4. Il résulte de ce qui précède, sans qu’il soit besoin de se prononcer sur les autres moyens dirigés contre la décision portant refus de titre de séjour, que M. B est fondé à en demander l’annulation. L’illégalité de cette décision prive de base légale les décisions subséquentes portant obligation de quitter le territoire français dans un délai de trente jours et fixant le pays de renvoi. Il s’ensuit que l’arrêté du 24 janvier 2025 doit être annulé.
Sur les conclusions à fin d’injonction :
5. Eu égard au motif d’annulation retenu, le présent jugement implique que le préfet de la Haute-Garonne délivre à M. B un titre de séjour portant la mention « vie privée et familiale » dans un délai de deux mois à compter de la notification du présent jugement.
Sur les frais liés au litige :
6. L’État versera à M. B une somme de 1 200 euros en application de l’article L. 761-1 du code de justice administrative.
D E C I D E :
Article 1er : L’arrêté du préfet de la Haute-Garonne portant refus d’admission au séjour, obligation de quitter le territoire français dans un délai de trente jours et fixant le pays de renvoi est annulé.

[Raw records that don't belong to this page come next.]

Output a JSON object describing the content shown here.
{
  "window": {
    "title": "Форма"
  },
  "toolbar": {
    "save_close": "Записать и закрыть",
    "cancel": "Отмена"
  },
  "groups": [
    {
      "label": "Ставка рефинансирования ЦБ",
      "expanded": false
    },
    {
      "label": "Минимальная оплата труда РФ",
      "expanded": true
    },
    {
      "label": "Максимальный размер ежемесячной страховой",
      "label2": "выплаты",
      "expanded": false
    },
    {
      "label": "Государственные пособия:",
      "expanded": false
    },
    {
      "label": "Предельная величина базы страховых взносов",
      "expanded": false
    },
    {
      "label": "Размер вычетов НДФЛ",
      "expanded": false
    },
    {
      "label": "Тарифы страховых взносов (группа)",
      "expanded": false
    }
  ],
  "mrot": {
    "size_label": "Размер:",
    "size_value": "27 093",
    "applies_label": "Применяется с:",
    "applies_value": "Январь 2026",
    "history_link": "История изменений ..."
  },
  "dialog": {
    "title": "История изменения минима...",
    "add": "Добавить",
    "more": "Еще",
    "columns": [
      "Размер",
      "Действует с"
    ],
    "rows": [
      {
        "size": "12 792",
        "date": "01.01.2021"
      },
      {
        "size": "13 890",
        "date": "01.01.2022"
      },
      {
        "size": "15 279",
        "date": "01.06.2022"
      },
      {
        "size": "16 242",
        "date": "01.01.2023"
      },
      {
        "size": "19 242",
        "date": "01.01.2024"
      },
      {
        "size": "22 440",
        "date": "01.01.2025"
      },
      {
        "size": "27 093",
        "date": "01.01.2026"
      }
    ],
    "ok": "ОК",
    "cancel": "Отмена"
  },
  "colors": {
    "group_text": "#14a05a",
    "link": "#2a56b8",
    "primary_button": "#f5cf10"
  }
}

Article 2 : Il est enjoint au préfet de la Haute-Garonne de délivrer à M. B un titre de séjour portant la mention « vie privée et familiale » dans un délai de deux mois à compter de la notification du présent jugement.
Article 3 : L’État versera une somme de 1 200 euros à M. B en application des dispositions de l’article L. 761-1 du code de justice administrative.
Article 4 : Le présent jugement sera notifié à M. A Prince B et au préfet de la Haute-Garonne.
Copie en sera adressée à Me Seignalet Mauhourat.
Délibéré après l’audience du 10 septembre 2025, à laquelle siégeaient :
— M. Daguerre de Hureaux, président ;
— Mme Gigault, première conseillère ;
— M. Zouad, conseiller.
Rendu public par mise à disposition au greffe le 24 septembre 2025.
Le rapporteur,
Bachir Zouad
Le président,
Alain Daguerre de Hureaux
Le greffier,
Baptiste Roets
La République mande et ordonne au préfet de la Haute-Garonne en ce qui le concerne ou à tous commissaires de justice à ce requis en ce qui concerne les voies de droit commun contre les parties privées, de pourvoir à l’exécution de la présente décision.